Les différentes méthodes seront, revisitées, comparées… en plusieurs séquences avant d’apparaitre dans un document de référence individuel. Construire une synthèse (même partielle) avec les enfants quand la matière a été expérimentée et confrontée permet et donne envie à chaque enfant de l’utiliser comme référence. D’autre part, cela permet à l’enfant qui a compris et intégré plus vite de rester chercheur sans être lassé des multiples activités d’« entretien » et de « fixation ».

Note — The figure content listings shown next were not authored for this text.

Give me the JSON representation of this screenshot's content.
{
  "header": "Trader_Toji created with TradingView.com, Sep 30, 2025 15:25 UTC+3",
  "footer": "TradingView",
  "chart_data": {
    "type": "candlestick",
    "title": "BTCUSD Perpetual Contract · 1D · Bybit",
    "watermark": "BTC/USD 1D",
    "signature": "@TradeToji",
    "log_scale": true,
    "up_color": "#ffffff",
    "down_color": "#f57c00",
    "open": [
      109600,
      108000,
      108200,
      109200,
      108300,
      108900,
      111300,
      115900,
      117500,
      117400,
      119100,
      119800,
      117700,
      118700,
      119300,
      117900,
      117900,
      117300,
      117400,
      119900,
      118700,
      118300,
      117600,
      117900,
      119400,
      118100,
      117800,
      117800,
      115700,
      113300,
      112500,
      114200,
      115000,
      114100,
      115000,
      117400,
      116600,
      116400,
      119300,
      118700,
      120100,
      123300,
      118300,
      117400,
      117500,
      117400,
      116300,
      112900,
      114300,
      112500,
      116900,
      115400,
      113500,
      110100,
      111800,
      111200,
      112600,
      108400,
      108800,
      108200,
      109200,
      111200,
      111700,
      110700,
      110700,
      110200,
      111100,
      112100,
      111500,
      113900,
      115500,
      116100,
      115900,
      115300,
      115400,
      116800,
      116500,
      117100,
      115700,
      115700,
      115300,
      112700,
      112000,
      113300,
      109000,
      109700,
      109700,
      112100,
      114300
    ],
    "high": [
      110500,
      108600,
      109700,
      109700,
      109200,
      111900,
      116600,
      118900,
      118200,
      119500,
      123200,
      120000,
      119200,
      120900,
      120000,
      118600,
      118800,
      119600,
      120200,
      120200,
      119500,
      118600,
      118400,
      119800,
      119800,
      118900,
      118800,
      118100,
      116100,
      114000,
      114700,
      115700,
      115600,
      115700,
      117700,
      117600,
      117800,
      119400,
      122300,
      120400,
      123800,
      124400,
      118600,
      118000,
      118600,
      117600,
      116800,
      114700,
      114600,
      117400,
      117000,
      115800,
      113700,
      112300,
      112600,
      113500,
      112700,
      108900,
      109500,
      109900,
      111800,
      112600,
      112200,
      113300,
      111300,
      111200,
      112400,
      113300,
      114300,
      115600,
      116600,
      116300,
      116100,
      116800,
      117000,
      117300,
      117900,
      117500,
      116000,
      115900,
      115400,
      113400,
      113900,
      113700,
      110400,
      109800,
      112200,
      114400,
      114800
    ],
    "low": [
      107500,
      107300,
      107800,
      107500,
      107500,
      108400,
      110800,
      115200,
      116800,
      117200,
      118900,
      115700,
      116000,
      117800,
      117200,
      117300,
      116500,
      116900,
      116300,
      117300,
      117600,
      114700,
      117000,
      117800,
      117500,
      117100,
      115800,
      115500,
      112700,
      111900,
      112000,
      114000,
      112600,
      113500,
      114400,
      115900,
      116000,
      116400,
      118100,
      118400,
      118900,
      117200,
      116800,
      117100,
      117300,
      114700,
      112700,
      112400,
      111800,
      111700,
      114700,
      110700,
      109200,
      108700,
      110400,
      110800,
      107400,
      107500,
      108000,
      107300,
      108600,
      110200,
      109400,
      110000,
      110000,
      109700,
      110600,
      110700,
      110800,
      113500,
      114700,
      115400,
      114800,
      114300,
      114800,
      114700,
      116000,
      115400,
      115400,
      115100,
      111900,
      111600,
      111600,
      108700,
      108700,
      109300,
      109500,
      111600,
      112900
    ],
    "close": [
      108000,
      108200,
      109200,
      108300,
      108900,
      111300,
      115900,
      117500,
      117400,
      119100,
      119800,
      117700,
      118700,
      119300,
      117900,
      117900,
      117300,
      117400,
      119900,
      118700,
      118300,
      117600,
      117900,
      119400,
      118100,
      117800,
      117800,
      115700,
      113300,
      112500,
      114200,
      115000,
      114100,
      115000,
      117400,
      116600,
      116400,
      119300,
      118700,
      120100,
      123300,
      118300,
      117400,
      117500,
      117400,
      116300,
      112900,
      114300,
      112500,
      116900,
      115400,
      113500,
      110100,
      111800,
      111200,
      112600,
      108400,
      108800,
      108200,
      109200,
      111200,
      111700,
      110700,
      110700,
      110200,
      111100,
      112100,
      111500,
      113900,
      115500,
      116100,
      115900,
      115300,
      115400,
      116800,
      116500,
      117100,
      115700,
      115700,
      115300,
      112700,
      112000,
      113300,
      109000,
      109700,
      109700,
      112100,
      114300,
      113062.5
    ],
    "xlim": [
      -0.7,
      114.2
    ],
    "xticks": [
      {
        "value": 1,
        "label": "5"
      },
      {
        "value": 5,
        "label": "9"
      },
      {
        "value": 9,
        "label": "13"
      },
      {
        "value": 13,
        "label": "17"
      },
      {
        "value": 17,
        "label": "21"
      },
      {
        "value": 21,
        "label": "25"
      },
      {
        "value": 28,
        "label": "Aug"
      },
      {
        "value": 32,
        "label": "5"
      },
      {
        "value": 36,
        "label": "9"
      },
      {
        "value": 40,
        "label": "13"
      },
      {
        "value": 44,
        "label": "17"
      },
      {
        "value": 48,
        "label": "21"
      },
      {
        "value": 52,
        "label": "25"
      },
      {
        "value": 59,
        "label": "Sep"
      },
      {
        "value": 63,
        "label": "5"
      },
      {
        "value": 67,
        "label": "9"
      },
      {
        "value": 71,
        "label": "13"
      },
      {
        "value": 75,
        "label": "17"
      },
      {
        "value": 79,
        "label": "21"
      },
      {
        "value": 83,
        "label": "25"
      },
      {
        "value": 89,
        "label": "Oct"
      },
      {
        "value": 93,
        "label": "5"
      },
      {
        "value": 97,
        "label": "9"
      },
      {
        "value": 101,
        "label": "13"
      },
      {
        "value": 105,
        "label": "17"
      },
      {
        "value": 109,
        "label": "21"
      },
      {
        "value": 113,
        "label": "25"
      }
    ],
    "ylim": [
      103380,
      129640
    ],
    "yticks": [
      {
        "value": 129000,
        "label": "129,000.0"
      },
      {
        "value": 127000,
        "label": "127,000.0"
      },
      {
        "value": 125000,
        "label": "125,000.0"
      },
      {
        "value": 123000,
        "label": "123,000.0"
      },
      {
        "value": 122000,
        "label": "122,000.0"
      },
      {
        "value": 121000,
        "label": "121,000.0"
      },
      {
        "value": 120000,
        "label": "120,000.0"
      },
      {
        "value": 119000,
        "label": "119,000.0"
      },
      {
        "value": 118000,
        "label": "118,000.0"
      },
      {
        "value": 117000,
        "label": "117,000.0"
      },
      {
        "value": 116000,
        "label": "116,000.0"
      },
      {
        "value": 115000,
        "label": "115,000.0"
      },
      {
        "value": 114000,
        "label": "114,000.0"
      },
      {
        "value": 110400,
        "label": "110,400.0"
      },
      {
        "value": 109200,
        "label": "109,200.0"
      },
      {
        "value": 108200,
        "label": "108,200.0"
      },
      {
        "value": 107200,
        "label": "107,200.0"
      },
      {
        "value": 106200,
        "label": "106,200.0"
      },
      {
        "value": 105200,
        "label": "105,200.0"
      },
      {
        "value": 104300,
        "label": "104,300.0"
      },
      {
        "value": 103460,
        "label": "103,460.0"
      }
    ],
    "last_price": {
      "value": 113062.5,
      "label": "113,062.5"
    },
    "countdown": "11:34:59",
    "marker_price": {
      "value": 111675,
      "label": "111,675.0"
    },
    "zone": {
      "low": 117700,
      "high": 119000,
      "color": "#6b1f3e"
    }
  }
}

Si on reprend l’exemple du travail en français, une première synthèse à partir des observations et manipulations a été formulée ainsi : « Il n’y a que trois sortes de groupes nominaux. Ceux-ci sont formés soit d’un déterminant, un nom et un mot (la grande maison) ; soit un déterminant un nom et un groupe de mots avec verbe (la maison où j’habite) ; soit un déterminant, un nom et un groupe de mots (la maison avec un numéro bleu). »

Un enrichissement pour chacun

Dans ce contexte de coopération, chaque enfant étant reconnu en tant que richesse individuelle pour le groupe peut s’ouvrir à la richesse que le groupe lui apporte. La compétition existe, mais elle est régulée naturellement parce que régulièrement chacun peut être fier de ce qu’il a proposé. Il y a des faiblesses, mais elles sont d’abord formulées en tant que difficulté puis prises en compte comme défi de recherche plutôt que comme critère d’exclusion. J’entends les faiblesses des élèves, mais aussi les miennes. Chaque seconde, il me faut être attentive à la température « bienêtre » de la classe, mais également à celle de chacun des élèves. Chaque jour, je passe à côté de la difficulté d’un ou plusieurs élèves, c’est pourquoi nous terminons la journée par cinq minutes de « bilan de la journée » où tout peut s’exprimer : les bons moments, les difficultés rencontrées collectivement ou individuellement et les propositions de solutions.

Chacun, moi y compris, s’enrichit du collectif qui lui-même se nourrit des individualités. La tension réside entre les formes de différences et les forces de cohésion. En fonction des groupes, ces forces seront principalement sociales (règles de vie en groupe), intellectuelles (liées aux apprentissages) ou affectives (liées à un projet créant une identité de classe). Mais la philosophie de coopération vécue en classe restera toujours la base de notre fonctionnement.